Pashinyan told AFP he was sure Russia would come to Armenia's defence if necessary and that "Russia will uphold its treaty obligations".
On Tuesday, Azerbaijan's defence ministry and Karabakh's foreign ministry both said fighting was continuing on several fronts on Tuesday.
During a call with Iranian leader Hassan Rouhani, Azerbaijani President Ilham Aliyev claimed his forces had captured territory bordering Iran and planned soon to set up border posts and deploy frontier troops.
Both sides continued to claim to have inflicted heavy losses in manpower and equipment, and to accuse each of other of targeting civilian areas.
The conflict has expanded in the last few days with the shelling of big cities, including the regional capital Stepanakert and Azerbaijan's second-largest city, Ganja.
Azerbaijan's defence ministry claimed the separatists had incurred major losses and been forced to retreat.

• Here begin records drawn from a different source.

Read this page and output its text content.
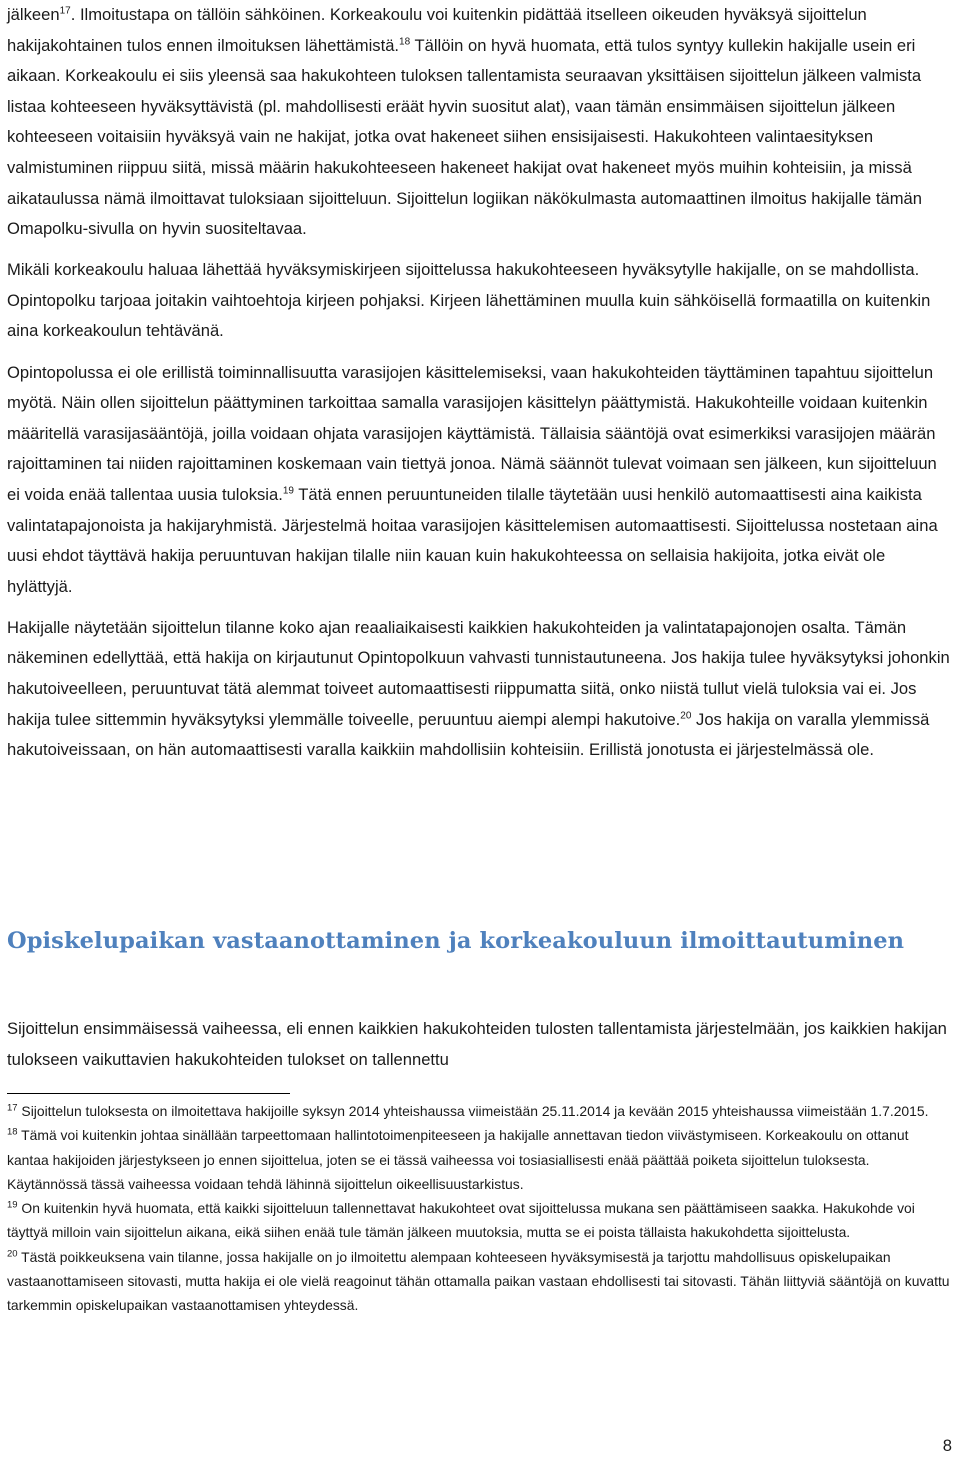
jälkeen$^{17}$. Ilmoitustapa on tällöin sähköinen. Korkeakoulu voi kuitenkin pidättää itselleen oikeuden hyväksyä sijoittelun hakijakohtainen tulos ennen ilmoituksen lähettämistä.$^{18}$ Tällöin on hyvä huomata, että tulos syntyy kullekin hakijalle usein eri aikaan. Korkeakoulu ei siis yleensä saa hakukohteen tuloksen tallentamista seuraavan yksittäisen sijoittelun jälkeen valmista listaa kohteeseen hyväksyttävistä (pl. mahdollisesti eräät hyvin suositut alat), vaan tämän ensimmäisen sijoittelun jälkeen kohteeseen voitaisiin hyväksyä vain ne hakijat, jotka ovat hakeneet siihen ensisijaisesti. Hakukohteen valintaesityksen valmistuminen riippuu siitä, missä määrin hakukohteeseen hakeneet hakijat ovat hakeneet myös muihin kohteisiin, ja missä aikataulussa nämä ilmoittavat tuloksiaan sijoitteluun. Sijoittelun logiikan näkökulmasta automaattinen ilmoitus hakijalle tämän Omapolku-sivulla on hyvin suositeltavaa.

Mikäli korkeakoulu haluaa lähettää hyväksymiskirjeen sijoittelussa hakukohteeseen hyväksytylle hakijalle, on se mahdollista. Opintopolku tarjoaa joitakin vaihtoehtoja kirjeen pohjaksi. Kirjeen lähettäminen muulla kuin sähköisellä formaatilla on kuitenkin aina korkeakoulun tehtävänä.

Opintopolussa ei ole erillistä toiminnallisuutta varasijojen käsittelemiseksi, vaan hakukohteiden täyttäminen tapahtuu sijoittelun myötä. Näin ollen sijoittelun päättyminen tarkoittaa samalla varasijojen käsittelyn päättymistä. Hakukohteille voidaan kuitenkin määritellä varasijasääntöjä, joilla voidaan ohjata varasijojen käyttämistä. Tällaisia sääntöjä ovat esimerkiksi varasijojen määrän rajoittaminen tai niiden rajoittaminen koskemaan vain tiettyä jonoa. Nämä säännöt tulevat voimaan sen jälkeen, kun sijoitteluun ei voida enää tallentaa uusia tuloksia.$^{19}$ Tätä ennen peruuntuneiden tilalle täytetään uusi henkilö automaattisesti aina kaikista valintatapajonoista ja hakijaryhmistä. Järjestelmä hoitaa varasijojen käsittelemisen automaattisesti. Sijoittelussa nostetaan aina uusi ehdot täyttävä hakija peruuntuvan hakijan tilalle niin kauan kuin hakukohteessa on sellaisia hakijoita, jotka eivät ole hylättyjä.

Hakijalle näytetään sijoittelun tilanne koko ajan reaaliaikaisesti kaikkien hakukohteiden ja valintatapajonojen osalta. Tämän näkeminen edellyttää, että hakija on kirjautunut Opintopolkuun vahvasti tunnistautuneena. Jos hakija tulee hyväksytyksi johonkin hakutoiveelleen, peruuntuvat tätä alemmat toiveet automaattisesti riippumatta siitä, onko niistä tullut vielä tuloksia vai ei. Jos hakija tulee sittemmin hyväksytyksi ylemmälle toiveelle, peruuntuu aiempi alempi hakutoive.$^{20}$ Jos hakija on varalla ylemmissä hakutoiveissaan, on hän automaattisesti varalla kaikkiin mahdollisiin kohteisiin. Erillistä jonotusta ei järjestelmässä ole.

Opiskelupaikan vastaanottaminen ja korkeakouluun ilmoittautuminen

Sijoittelun ensimmäisessä vaiheessa, eli ennen kaikkien hakukohteiden tulosten tallentamista järjestelmään, jos kaikkien hakijan tulokseen vaikuttavien hakukohteiden tulokset on tallennettu

$^{17}$ Sijoittelun tuloksesta on ilmoitettava hakijoille syksyn 2014 yhteishaussa viimeistään 25.11.2014 ja kevään 2015 yhteishaussa viimeistään 1.7.2015.

$^{18}$ Tämä voi kuitenkin johtaa sinällään tarpeettomaan hallintotoimenpiteeseen ja hakijalle annettavan tiedon viivästymiseen. Korkeakoulu on ottanut kantaa hakijoiden järjestykseen jo ennen sijoittelua, joten se ei tässä vaiheessa voi tosiasiallisesti enää päättää poiketa sijoittelun tuloksesta. Käytännössä tässä vaiheessa voidaan tehdä lähinnä sijoittelun oikeellisuustarkistus.

$^{19}$ On kuitenkin hyvä huomata, että kaikki sijoitteluun tallennettavat hakukohteet ovat sijoittelussa mukana sen päättämiseen saakka. Hakukohde voi täyttyä milloin vain sijoittelun aikana, eikä siihen enää tule tämän jälkeen muutoksia, mutta se ei poista tällaista hakukohdetta sijoittelusta.

$^{20}$ Tästä poikkeuksena vain tilanne, jossa hakijalle on jo ilmoitettu alempaan kohteeseen hyväksymisestä ja tarjottu mahdollisuus opiskelupaikan vastaanottamiseen sitovasti, mutta hakija ei ole vielä reagoinut tähän ottamalla paikan vastaan ehdollisesti tai sitovasti. Tähän liittyviä sääntöjä on kuvattu tarkemmin opiskelupaikan vastaanottamisen yhteydessä.

8
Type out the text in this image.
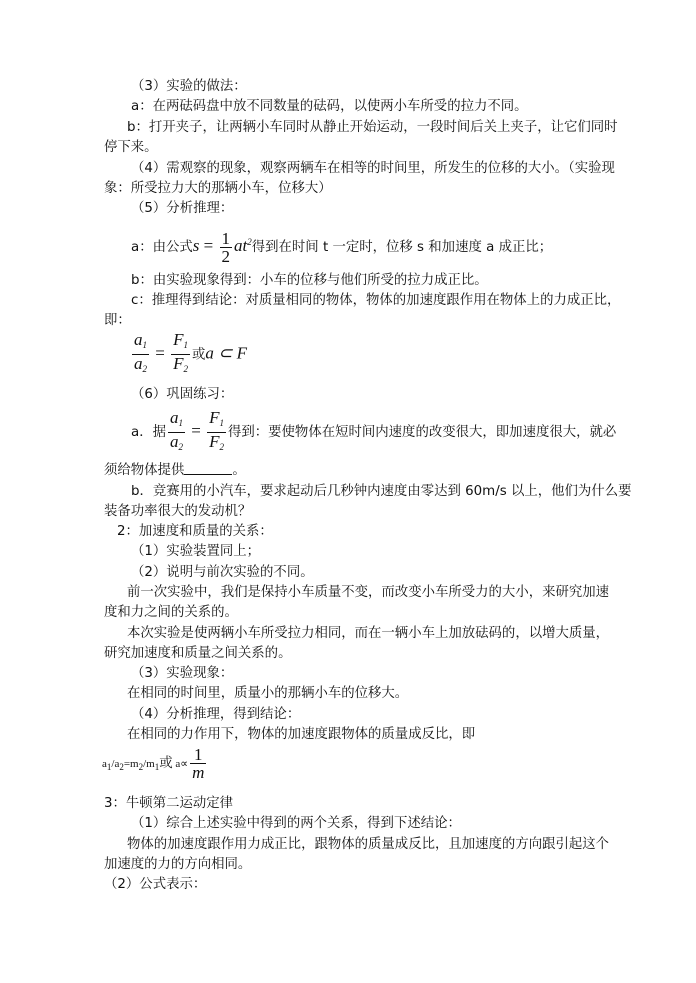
（3）实验的做法：
a：在两砝码盘中放不同数量的砝码，以使两小车所受的拉力不同。
b：打开夹子，让两辆小车同时从静止开始运动，一段时间后关上夹子，让它们同时
停下来。
（4）需观察的现象，观察两辆车在相等的时间里，所发生的位移的大小。（实验现
象：所受拉力大的那辆小车，位移大）
（5）分析推理：
a：由公式$s = \frac{1}{2} at^2$得到在时间 t 一定时，位移 s 和加速度 a 成正比；
b：由实验现象得到：小车的位移与他们所受的拉力成正比。
c：推理得到结论：对质量相同的物体，物体的加速度跟作用在物体上的力成正比，
即：
$\frac{a_1}{a_2} = \frac{F_1}{F_2}$ 或a ⊂ F
（6）巩固练习：
a．据 $\frac{a_1}{a_2} = \frac{F_1}{F_2}$ 得到：要使物体在短时间内速度的改变很大，即加速度很大，就必
须给物体提供	。
b．竞赛用的小汽车，要求起动后几秒钟内速度由零达到 60m/s 以上，他们为什么要
装备功率很大的发动机？
2：加速度和质量的关系：
（1）实验装置同上；
（2）说明与前次实验的不同。
前一次实验中，我们是保持小车质量不变，而改变小车所受力的大小，来研究加速
度和力之间的关系的。
本次实验是使两辆小车所受拉力相同，而在一辆小车上加放砝码的，以增大质量，
研究加速度和质量之间关系的。
（3）实验现象：
在相同的时间里，质量小的那辆小车的位移大。
（4）分析推理，得到结论：
在相同的力作用下，物体的加速度跟物体的质量成反比，即
$a_1/a_2=m_2/m_1$或 $a\propto \frac{1}{m}$
3：牛顿第二运动定律
（1）综合上述实验中得到的两个关系，得到下述结论：
物体的加速度跟作用力成正比，跟物体的质量成反比，且加速度的方向跟引起这个
加速度的力的方向相同。
（2）公式表示：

It said its forces had destroyed an ammunition depot near Stepanakert as well as rocket launchers and artillery.
The two sides have reported a total of 286 deaths since the fighting erupted, including 46 civilians -- but the real total is expected to be much higher.
Most of the confirmed deaths are from the Armenian side, which has reported 240 fatalities among separatist fighters. Azerbaijan is not releasing any figures on its military deaths.
Turkey is a loyal ally of Azerbaijan, a fellow Muslim and Turkic country, and has been accused of dispatching mercenaries from Syria and Libya to join the fighting.
Moscow and leaders in several Western capitals have condemned the reported deployment of foreign fighters via Turkey and urged Ankara to work instead towards a political settlement to the fighting.
The director of Russia's Foreign Intelligence Service, Sergei Naryshkin, said that fighters from terror groups including Al-Qaeda-linked Jabhat al-Nusra were fighting in Karabakh while the Kremlin said the situation was deteriorating.
"People are still getting killed, which is absolutely unacceptable," Russian President Vladimir Putin's spokesman Dmitry Peskov said.
Karabakh's declaration of independence from Azerbaijan during the collapse of the Soviet Union sparked a war in the early 1990s that claimed 30,000 lives.
Talks to resolve the conflict -- mediated by Russia, the United States and France -- have made little progress since a 1994 ceasefire agreement.